Les rééquilibrages dont il est question ici ne sont pas une vue de l’esprit. Imaginons un instant une recherche universitaire sans CNRS. La loi dite « Libertés et Responsabilités des Universités » d’août 2007 creuse le sillon du « Pacte pour la Recherche » adopté par le Parlement en avril 2006. Le « Pacte » en question avait institué l’ANR et l’AERES. Le directeur général du CNRS, perinde ac cadaver, inscrit l’évolution de l’organisme (voir plus haut : « agence de moyens », « désaffiliations » et synonymes) dans la logique de la loi LRU, qui par un hasard politique proprement inouï se trouve coïncider avec sa propre « vision » (le mot est de lui) de la recherche publique. Ergo : les universités autonomes, une fois le CNRS désactivé, se retrouveront seules face aux Agences, qui seules évalueront et financeront leur recherche. Les mots-clés seront alors « projet », « faisabilité » (côté ANR), « grille » et « ratio de publiants » (côté AERES). Pourra-t-on encore parler de recherche ? Un CNRS « opérateur de recherche », comme dit le jargon, et pas seulement « agence de moyens », offre la garantie d’une recherche universitaire efficace et durable.

Depuis deux ans, la dialectique du local et du national épouse exactement le rythme des offensives et des reculs ministériels. La première option est de diluer le CNRS dans les universités (de préférence à « compétences élargies ») comme de la grenadine dans l’eau. La chose fut tentée, par exemple, à l’automne 2007, époque du grand mercato qui devait permettre aux universités d’absorber le « potentiel recherche » des personnels des organismes, chercheurs, ingénieurs, administratifs, techniciens. L’autre choix est celui du repli, du CNRS-bunker réorganisé en Instituts et en unités « stratégiques » (« stratégie » est le nom élégant du plan social dans la terminologie militaire en usage à la direction générale du CNRS). Rappelons que le bunker est la version bétonnée de la forteresse, rejetée à juste titre par la CPU à la fin de 2008.

Le CNRS-bunker et le CNRS-grenadine sont deux définitions possibles d’un même démantèlement. Précision : ce n’est pas blanc bonnet et bonnet blanc. C’est plus subtil : comme le savent ceux qui tiennent la chronique des relations entre la direction du CNRS, le Ministère dit de tutelle et les diverses fractions en lutte à la Présidence de la République, il y a plusieurs façons pour un bonnet d’être blanc.
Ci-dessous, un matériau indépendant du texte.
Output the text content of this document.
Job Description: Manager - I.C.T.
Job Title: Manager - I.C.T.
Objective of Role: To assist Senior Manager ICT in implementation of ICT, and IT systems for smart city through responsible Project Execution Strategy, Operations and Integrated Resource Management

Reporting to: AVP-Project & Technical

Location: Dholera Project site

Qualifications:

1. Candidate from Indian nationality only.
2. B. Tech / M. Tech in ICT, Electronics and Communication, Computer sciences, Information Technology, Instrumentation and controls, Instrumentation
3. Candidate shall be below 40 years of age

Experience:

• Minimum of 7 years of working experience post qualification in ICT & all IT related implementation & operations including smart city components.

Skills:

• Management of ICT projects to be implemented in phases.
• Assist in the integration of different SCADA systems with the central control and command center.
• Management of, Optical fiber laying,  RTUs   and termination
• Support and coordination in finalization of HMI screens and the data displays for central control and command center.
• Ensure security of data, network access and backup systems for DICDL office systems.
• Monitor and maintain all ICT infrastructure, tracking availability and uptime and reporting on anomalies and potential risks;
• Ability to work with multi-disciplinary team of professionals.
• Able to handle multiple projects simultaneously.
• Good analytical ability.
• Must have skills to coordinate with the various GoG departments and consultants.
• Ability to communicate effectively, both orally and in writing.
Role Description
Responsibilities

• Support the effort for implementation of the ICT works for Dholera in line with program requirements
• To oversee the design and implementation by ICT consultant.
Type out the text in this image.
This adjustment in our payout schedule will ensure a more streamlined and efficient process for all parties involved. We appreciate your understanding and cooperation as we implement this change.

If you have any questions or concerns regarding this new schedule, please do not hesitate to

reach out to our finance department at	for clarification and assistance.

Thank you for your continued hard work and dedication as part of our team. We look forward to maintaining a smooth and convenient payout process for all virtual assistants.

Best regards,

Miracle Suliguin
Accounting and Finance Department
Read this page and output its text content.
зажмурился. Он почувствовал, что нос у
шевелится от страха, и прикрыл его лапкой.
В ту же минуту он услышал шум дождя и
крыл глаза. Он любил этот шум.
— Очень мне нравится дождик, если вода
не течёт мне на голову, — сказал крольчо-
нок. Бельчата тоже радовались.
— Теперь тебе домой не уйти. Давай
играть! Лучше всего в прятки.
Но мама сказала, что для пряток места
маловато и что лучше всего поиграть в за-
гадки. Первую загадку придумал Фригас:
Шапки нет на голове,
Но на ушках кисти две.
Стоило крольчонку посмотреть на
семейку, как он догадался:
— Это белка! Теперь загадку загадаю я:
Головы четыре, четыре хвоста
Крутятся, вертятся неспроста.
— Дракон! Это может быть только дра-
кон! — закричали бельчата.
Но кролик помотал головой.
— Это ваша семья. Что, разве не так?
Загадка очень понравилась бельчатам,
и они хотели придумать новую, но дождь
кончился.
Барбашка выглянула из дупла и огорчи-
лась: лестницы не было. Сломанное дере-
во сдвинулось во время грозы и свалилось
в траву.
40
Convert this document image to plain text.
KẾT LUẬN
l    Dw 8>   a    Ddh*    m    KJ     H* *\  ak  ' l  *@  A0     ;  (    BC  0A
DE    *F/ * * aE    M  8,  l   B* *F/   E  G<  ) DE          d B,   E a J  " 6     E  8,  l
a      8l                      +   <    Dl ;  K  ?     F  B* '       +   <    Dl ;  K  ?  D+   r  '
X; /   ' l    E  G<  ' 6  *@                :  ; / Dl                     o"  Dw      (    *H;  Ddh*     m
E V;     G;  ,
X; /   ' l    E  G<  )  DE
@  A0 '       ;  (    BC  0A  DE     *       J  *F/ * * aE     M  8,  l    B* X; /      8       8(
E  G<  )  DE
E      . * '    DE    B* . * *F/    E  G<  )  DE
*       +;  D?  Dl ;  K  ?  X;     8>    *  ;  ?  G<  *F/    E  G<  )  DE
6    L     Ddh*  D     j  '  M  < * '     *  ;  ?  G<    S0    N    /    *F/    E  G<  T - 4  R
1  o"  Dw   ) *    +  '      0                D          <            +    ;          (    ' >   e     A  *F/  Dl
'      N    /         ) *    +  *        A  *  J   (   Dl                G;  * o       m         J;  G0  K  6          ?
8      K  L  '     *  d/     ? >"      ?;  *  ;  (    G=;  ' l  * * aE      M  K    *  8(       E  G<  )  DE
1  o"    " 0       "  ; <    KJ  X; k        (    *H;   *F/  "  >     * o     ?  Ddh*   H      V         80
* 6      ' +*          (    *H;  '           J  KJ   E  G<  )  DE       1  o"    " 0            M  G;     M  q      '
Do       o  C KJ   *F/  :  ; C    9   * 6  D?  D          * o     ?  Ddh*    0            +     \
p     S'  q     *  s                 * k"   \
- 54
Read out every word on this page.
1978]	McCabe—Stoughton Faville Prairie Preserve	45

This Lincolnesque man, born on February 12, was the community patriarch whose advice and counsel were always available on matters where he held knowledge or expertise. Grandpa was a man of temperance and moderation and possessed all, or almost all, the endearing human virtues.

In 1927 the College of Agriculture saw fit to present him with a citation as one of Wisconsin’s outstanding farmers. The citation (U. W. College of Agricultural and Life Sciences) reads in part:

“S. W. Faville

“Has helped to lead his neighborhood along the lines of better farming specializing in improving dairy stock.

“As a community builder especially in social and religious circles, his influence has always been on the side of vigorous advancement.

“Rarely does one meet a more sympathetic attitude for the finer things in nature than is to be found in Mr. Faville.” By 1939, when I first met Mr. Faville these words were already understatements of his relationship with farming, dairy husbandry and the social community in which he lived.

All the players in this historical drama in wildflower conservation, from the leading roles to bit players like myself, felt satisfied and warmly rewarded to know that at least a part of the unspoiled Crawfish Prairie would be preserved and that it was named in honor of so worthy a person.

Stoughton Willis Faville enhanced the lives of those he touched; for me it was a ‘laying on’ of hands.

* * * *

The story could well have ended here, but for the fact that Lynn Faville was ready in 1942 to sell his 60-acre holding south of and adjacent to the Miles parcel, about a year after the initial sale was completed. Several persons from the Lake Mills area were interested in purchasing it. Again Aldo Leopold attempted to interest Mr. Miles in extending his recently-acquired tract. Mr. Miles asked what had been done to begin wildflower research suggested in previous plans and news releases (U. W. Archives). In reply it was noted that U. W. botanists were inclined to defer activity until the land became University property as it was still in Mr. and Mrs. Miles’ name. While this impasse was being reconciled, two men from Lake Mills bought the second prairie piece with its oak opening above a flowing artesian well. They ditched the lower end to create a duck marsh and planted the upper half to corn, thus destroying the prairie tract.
Une des grandes vertus de la crise actuelle est de nous avoir fait oublier la rituelle méfiance respective des « universitaires » et des « gens du CNRS ». Il y a plusieurs corps dans la fonction publique d’État. Il y a un seul démantèlement, qui vise la fonction publique d’État.

[|***|]

Comme l’ont écrit les initiateurs d’une pétition de soutien à la Ministre de l’Enseignement Supérieur et de la Recherche (200 signatures, intense mobilisation) : « on ne fait donc rien » ? On refuse les « réformes » ? On défend le statu quo ?

Le statu quo, c’est d’abord le mouvement brownien qui s’est établi depuis l’ère de Claude Allègre et qui, sous couvert de « stratégie », cherche à établir la confusion entre autonomie scientifique et « autonomie » managériale des présidents d’universités, entre évaluation collégiale et « pilotage » politique ou simplement bureaucratique, entre recherche de résultats scientifiques et recherche de financements. Le démantèlement programmé du CNRS et des organismes publics de recherche ne serait en aucun cas un progrès pour les universitaires, bien plutôt une ossification mortifère de ce statu quo-là. Au démantèlement, nous opposons le mouvement. Celui qui dure, tient et s’amplifie depuis maintenant deux mois.